Other critics regard Un Condamné as the peak of Bresson’s art. With its alternate title, “The Wind bloweth where it will”, the director expresses the view that “God helps those who help themselves”, and the film makes clear that it is through the workings of fate, of extraordinary strokes of luck, allied to his own efforts, that the hero is able to effect his escape. My own preference, marginally, is for the two great mid-period rural dramas Balthazar and Mouchette, a recent re-issue of which revealed its stunning photography. For a very different view of Bresson, I once heard a well-known academic in the field of French cinema opine that his films are “more interesting to read about than to see”.

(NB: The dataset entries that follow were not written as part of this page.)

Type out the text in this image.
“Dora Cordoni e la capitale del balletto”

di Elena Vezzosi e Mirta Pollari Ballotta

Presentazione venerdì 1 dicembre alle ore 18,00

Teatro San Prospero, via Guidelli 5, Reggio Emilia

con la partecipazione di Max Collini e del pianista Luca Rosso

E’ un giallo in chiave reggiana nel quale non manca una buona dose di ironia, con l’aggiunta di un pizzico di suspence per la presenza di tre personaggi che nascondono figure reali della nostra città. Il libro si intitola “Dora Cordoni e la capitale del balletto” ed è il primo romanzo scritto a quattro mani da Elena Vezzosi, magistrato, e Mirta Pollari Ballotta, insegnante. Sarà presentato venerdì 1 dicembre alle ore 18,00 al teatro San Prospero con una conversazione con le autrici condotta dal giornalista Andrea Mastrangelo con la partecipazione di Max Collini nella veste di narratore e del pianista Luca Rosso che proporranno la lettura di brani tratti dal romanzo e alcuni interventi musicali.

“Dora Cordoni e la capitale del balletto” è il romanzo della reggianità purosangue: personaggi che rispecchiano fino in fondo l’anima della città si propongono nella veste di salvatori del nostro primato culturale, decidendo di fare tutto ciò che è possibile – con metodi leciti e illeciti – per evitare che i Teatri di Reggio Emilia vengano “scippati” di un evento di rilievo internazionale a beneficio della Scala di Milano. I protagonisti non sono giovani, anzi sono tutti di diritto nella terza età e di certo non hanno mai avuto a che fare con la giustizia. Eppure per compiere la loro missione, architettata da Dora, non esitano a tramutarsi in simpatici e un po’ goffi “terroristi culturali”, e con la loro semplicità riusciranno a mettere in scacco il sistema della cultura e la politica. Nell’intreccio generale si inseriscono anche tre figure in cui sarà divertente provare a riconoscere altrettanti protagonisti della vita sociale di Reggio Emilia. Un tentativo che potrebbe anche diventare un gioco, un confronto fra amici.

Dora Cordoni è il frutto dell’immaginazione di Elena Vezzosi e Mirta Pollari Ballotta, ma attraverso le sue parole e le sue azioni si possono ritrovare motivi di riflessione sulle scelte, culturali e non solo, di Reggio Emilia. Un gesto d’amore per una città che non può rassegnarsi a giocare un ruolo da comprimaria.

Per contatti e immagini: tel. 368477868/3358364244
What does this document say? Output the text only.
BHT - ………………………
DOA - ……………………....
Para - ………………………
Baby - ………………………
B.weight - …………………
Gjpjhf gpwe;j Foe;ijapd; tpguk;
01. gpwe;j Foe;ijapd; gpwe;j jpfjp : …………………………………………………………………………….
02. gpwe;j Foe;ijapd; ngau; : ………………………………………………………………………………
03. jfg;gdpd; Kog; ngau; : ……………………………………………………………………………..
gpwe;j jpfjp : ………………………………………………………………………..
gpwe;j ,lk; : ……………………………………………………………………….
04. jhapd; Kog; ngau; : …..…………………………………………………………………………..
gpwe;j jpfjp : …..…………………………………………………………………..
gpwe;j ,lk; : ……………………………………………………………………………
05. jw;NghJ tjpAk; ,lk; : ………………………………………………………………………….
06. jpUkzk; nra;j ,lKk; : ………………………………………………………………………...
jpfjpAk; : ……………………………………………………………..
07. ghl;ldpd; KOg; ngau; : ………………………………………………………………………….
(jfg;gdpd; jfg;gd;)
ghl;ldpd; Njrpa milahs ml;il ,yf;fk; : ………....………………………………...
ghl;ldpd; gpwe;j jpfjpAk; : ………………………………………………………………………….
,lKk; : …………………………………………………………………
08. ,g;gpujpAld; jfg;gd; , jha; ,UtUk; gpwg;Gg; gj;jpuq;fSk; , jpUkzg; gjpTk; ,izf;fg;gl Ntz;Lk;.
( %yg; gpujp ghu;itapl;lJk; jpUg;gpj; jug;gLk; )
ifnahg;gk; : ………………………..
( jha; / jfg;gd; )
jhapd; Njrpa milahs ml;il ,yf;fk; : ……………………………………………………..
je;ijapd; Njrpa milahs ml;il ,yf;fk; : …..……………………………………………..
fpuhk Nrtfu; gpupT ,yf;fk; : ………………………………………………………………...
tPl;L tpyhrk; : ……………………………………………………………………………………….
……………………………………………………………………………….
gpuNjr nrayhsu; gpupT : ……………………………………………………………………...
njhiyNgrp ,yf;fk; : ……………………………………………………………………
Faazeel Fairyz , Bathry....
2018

With his unique and wholly idiosyncratic methods and style, and general contempt for “cinema” as defined by himself, Robert Bresson was little influenced by other filmmakers. The critic and director Paul Schrader links him, not wholly convincingly, with Dreyer and Ozu, while Schrader’s own films owe a thematic debt to him (the final shot of American Gigolo [1980] is a direct quote from that of Pickpocket). Films like Alain Cavalier’s Thérèse (1986), Maurice Pialat’s Sous le soleil de Satan (1987), and the Dardennes Brothers’ Rosetta (1999) have been liberally described as “Bressonian”.

A critic once wrote that Mizoguchi’s Sansho Dayu (1954) “is one of those films for whose sake the cinema exists”. For many of us, the same can be said of the work of Robert Bresson.